Faculty
Rabbi Sharon Brous is the founder and spiritual leader of IKAR, a new spiritual community in Los Angeles that grew out of the desire for a Jewish community that feels authentic, smart and relevant, one that isn’t afraid to engage politics, take risks and ask important questions about what it means to be a Jew and a human being in the world. She co-teaches a course for rabbinical students on social justice and spiritual activism with Daniel Sokatch and has written numerous articles and lectures often on issues of religion, human rights and human dignity.
Nathaniel Deutsch is Professor of Literature and History and Director of the Center for Jewish Studies at the University of California-Santa Cruz. His most recent book, “Inventing America’s ‘Worst’ Family: Eugenics, Islam, and the Fall and Rise of the Tribe of Ishmael,” will be published by the University of California Press in January, 2009. He is currently working with the Mandaeans, the last surviving Gnostics from Antiquity, to prevent their ancient community from becoming extinct as a result of the Iraq War.
Josh Kun is a professor in the Annenberg School for Communication & Journalism and the Department of American Studies & Ethnicity at the University of Southern California. He is the Director of The Popular Music Project at The Norman Lear Center and the author and editor of books about popular music, the US-Mexico border, and Los Angeles. He is a proud member of The Idelsohn Society for Musical Preservation.
Amichai Lau-Lavie is the founder, executive and artistic director of the New York City-based Storahtelling Company: Jewish Ritual Theater Revived. He is an Israeli-born mythologist, storyteller and teacher of Judaic Literature, hailed by Time Out New York as “Super Star of David” and “iconoclastic mystic” and as “one of the most interesting thinkers in the Jewish world” by the New York Jewish Week. He is a consultant for Reboot, a member of the Synagogue 3000 Spiritual Leadership Team, and serves on the board of trustees for Bikkurim: the Incubator for New Jewish Ideas. Amichai is the theatrical representative for Rebbetzin Hadassah Gross.
Tony Michels is author of A Fire in Their Hearts: Yiddish Socialists in New York (Harvard Univ. Press, 2005) and professor of American Jewish history at the University of Wisconsin, Madison. He is currently researching books on the history of Jewish communists, teen movies, and the rise and fall of Rock & Roll.
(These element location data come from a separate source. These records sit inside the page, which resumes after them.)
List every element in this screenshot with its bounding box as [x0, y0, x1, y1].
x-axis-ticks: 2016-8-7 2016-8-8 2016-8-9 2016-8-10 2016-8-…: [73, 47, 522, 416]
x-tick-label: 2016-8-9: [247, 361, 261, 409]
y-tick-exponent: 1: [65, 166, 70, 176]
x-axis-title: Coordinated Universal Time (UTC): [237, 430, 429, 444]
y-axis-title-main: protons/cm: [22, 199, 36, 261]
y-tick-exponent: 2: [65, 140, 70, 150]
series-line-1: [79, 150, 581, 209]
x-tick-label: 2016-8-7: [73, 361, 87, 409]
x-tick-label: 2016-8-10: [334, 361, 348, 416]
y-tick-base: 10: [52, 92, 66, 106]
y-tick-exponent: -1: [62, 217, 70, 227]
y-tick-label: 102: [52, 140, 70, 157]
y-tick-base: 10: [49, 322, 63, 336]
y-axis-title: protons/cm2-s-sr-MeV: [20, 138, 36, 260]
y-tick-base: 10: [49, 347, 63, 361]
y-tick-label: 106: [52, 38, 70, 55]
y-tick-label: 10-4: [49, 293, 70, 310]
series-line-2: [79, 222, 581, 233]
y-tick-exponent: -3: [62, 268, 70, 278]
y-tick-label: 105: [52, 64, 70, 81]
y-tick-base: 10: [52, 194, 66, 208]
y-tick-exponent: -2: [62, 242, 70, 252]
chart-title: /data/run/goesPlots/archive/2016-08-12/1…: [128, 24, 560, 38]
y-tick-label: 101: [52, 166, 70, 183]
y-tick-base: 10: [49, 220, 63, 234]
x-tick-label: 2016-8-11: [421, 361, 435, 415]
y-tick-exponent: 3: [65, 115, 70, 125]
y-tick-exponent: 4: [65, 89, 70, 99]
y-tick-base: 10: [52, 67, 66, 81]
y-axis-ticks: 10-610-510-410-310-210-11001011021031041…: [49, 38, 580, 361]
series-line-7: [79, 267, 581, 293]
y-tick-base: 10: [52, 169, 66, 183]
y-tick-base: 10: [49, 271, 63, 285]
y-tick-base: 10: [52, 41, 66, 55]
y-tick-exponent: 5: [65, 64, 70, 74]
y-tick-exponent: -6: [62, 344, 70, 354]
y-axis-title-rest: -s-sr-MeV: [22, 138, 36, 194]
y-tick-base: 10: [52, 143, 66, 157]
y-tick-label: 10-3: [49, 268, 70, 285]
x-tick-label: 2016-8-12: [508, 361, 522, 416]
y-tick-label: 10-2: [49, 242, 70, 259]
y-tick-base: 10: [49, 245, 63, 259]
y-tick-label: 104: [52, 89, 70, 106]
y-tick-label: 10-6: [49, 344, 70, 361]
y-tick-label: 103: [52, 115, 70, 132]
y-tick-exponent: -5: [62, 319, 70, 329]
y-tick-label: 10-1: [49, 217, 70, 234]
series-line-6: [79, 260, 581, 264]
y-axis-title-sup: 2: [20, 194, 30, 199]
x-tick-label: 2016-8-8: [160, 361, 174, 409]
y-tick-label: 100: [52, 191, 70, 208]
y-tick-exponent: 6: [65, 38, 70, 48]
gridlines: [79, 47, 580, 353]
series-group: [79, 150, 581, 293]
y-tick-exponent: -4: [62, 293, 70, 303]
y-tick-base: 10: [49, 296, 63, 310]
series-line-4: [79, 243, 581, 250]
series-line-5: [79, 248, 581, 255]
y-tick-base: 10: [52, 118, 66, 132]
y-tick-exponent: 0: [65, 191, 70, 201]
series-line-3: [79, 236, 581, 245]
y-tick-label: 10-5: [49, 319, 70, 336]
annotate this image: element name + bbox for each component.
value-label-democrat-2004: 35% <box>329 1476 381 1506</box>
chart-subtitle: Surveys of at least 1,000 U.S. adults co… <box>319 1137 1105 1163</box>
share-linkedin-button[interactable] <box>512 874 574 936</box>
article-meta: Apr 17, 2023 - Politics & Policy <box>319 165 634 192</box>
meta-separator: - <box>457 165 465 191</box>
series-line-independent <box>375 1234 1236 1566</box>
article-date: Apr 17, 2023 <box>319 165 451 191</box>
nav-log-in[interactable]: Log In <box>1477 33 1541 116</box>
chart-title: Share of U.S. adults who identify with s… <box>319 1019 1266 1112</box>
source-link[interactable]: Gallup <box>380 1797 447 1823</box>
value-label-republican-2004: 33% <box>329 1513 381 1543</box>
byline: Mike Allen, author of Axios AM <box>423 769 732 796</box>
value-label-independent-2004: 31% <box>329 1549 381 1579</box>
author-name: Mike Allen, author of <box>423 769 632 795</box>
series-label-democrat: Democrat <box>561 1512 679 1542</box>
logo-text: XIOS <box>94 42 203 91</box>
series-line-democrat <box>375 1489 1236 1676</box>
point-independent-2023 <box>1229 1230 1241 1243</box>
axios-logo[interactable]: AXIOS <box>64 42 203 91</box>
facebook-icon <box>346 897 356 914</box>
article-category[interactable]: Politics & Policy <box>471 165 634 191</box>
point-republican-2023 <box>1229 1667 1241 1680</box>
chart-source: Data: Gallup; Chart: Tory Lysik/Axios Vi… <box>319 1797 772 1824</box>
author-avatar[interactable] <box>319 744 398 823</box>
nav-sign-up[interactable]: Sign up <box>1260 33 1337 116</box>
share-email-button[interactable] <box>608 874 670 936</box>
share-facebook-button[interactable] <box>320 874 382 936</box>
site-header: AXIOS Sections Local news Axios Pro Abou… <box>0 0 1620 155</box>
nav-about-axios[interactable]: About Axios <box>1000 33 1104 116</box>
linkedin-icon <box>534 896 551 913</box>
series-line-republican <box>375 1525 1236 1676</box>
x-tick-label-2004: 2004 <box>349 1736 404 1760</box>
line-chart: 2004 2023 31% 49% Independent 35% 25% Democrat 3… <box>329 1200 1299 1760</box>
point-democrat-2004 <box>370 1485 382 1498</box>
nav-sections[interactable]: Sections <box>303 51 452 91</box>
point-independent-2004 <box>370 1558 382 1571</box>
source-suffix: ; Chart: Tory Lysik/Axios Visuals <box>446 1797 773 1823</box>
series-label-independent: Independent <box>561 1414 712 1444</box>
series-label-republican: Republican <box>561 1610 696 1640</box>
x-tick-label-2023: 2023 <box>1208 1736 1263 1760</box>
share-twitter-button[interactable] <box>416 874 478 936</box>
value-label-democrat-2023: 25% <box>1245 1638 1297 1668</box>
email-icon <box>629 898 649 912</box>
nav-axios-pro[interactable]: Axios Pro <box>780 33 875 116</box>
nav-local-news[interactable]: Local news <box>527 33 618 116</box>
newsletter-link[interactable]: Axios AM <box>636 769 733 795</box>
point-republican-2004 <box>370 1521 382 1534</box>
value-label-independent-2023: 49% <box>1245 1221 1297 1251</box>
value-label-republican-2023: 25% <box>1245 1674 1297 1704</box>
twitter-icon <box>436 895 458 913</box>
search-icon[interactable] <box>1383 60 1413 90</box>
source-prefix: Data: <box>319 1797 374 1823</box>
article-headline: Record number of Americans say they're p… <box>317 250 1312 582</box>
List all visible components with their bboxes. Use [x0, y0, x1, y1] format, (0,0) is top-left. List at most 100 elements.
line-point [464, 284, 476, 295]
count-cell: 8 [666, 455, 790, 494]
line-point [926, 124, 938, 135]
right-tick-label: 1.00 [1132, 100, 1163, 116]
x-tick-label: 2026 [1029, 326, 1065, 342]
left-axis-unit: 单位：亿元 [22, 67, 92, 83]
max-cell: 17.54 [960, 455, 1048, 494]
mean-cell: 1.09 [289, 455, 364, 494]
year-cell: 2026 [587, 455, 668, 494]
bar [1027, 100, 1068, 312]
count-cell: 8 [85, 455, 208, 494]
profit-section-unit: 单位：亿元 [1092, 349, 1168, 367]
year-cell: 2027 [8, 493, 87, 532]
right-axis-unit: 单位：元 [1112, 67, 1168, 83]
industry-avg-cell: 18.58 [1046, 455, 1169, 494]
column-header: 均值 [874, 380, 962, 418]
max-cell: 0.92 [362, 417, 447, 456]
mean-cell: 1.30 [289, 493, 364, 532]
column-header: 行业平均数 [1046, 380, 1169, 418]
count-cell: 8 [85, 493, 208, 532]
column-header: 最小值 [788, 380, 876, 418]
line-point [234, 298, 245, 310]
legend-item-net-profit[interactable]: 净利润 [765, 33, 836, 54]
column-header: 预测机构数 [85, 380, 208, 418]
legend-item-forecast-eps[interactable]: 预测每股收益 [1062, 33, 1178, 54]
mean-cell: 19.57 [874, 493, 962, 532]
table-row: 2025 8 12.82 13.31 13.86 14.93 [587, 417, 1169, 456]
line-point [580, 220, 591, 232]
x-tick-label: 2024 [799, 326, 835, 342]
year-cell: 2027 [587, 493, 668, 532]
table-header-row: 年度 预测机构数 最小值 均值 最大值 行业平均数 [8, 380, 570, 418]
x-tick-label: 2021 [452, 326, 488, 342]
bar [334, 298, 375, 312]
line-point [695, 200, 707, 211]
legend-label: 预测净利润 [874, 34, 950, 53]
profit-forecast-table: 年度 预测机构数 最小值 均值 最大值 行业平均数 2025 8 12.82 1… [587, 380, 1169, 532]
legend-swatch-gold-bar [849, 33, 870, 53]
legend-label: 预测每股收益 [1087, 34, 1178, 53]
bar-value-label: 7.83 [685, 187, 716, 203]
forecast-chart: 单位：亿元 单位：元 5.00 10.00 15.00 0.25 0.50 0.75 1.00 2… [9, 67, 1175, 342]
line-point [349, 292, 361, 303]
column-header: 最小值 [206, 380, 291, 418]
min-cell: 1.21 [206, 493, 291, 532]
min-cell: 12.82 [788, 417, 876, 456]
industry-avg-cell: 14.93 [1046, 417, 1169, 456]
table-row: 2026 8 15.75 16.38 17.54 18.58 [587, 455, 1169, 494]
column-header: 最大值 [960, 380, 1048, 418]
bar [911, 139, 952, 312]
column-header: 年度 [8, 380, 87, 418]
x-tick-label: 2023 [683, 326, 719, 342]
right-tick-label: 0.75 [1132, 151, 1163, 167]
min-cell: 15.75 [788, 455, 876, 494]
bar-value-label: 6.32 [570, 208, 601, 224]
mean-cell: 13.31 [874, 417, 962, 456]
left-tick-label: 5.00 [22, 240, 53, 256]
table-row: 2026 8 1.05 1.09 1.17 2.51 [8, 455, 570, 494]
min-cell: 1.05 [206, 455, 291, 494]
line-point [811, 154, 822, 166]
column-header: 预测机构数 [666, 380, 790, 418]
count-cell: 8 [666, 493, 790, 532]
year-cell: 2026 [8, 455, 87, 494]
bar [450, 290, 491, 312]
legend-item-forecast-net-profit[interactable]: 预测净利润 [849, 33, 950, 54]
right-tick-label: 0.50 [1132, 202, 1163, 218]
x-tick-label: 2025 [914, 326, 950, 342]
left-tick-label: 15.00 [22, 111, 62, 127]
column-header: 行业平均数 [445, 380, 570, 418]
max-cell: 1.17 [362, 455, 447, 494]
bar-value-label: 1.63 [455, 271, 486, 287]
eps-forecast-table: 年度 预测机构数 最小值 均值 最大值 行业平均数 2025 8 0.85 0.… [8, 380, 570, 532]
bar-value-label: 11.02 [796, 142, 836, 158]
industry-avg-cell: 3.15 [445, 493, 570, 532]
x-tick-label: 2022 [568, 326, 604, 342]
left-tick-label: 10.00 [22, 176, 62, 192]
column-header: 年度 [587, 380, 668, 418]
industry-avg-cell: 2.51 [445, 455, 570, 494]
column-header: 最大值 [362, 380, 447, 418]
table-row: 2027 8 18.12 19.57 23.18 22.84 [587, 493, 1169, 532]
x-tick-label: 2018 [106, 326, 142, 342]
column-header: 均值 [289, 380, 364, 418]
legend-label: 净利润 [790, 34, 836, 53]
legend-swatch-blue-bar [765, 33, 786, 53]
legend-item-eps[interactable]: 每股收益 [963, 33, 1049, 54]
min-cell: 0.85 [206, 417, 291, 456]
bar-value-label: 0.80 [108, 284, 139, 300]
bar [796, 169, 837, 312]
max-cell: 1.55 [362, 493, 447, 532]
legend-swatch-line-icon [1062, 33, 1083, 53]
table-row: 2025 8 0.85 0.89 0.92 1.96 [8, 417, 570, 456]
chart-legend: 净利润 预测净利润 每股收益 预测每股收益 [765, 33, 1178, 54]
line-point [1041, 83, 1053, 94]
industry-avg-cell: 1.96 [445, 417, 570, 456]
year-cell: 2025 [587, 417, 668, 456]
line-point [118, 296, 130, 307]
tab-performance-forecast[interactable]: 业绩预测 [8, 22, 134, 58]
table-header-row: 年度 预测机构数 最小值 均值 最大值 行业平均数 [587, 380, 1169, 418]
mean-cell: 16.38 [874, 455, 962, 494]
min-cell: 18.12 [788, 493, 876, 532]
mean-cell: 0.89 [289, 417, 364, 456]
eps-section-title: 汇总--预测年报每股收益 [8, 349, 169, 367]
His article on Jonathan Richman and The Modern Lovers appeared in the Sound Issue of Guilt and Pleasure.
Eddy Portnoy teaches Jewish history and writes on Yiddish popular culture.
Gayle Wald chairs the English department at George Washington University, where she teaches African American literature and popular culture. Her book Shout, Sister, Shout! is a biography of gospel’s first superstar, and she is working on a book about the black nationalist TV variety show Soul!